Selain itu, pembengkakan yang relatif besar jelas akan mengganggu fungsi
mata. Artinya, kendati tidak sampai menimbulkan kebutaan, namun pandangan
jadi kabur karena terganggunya pembiasan cahaya.
Bila kompres mata sudah dilakukan
beberapa kali namun rasa mengganjal di kelopak mata tak kunjung hilang,
atau bahkan ada benjolan lain yang kian membesar, sebaiknya segera bawa ke
dokter untuk mendapatkan beberapa penanganan berikut:
* Tetes mata
Tetes mata yang diresepkan umumnya adalah
tetes mata yang mengandung antibiotik dan steroid. Untuk anak yang lebih
kecil, tetes mata ini lebih mudah digunakan. Misalnya diakali dengan
menunggunya sampai tertidur lalu meneteskannya sesuai anjuran di ujung
matanya, kemudian tarik sedikit bagian bawah mata, hingga tetesannya ikut
mengalir mengenai bola mata.
* Salep
Salep adalah pilihan selanjutnya bagi
anak yang sudah lebih besar atau orang dewasa. Salep mata yang diresepkan
biasanya juga mengandung antibiotik dan steroid.
* Obat oral
Bila dirasa kurang, dokter akan
menambahkan antibiotik yang dikonsumsi secara oral alias diminum selain
salep mata dan tetes mata tadi.
OPERASI
SEBAGAI SOLUSI
Bila bintitan sudah terlalu besar atau
yang bersangkutan memang sering sekali bintitan, umumnya obat tetes/salep
dan antibiotik yang dikonsumsi oral tak lagi memadai. Kalau sudah begini,
biasanya dokter akan menyarankan operasi. Tak perlu membayangkannya
sebagai operasi besar karena operasi ini sebenarnya adalah pembedahan
kecil (1-2 cm) di tempat munculnya benjolan. Kemudian dengan alat khusus (semacam
"sendok"), isi benjolan akan "dikerok" untuk dibuang.

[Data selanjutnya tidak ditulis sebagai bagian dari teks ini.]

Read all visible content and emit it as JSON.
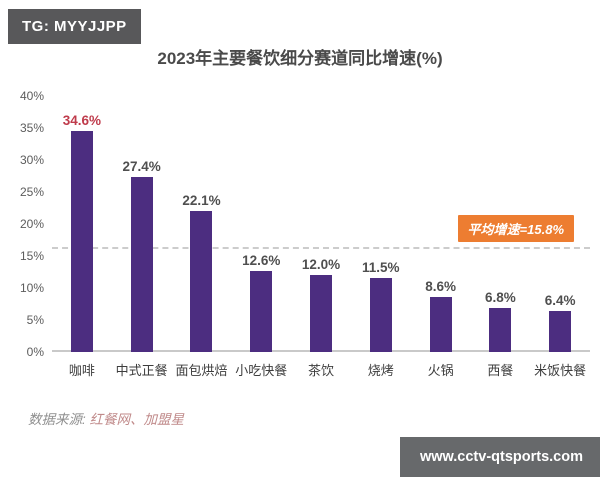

Bila benjolan ada di luar kelopak mata,
sayatan bisa dilakukan dari luar. Akan tetapi kalau benjolan tersebut di
dalam, maka kelopak mata harus "dibalik" dan dijepit sebelum
dilakukan sayatan. Setelah selesai, sementara waktu mata akan ditutup
dengan perban guna mencegah agar tidak terjadi perdarahan lebih lanjut.
Adapun anestesi yang digunakan untuk anak
yang sudah relatif besar atau orang dewasa adalah bius lokal, yakni hanya
di sekitar tempat sayatan. Namun untuk anak yang masih kecil, biasanya
akan dilakukan bius umum karena dikhawatirkan ia akan meronta kesakitan.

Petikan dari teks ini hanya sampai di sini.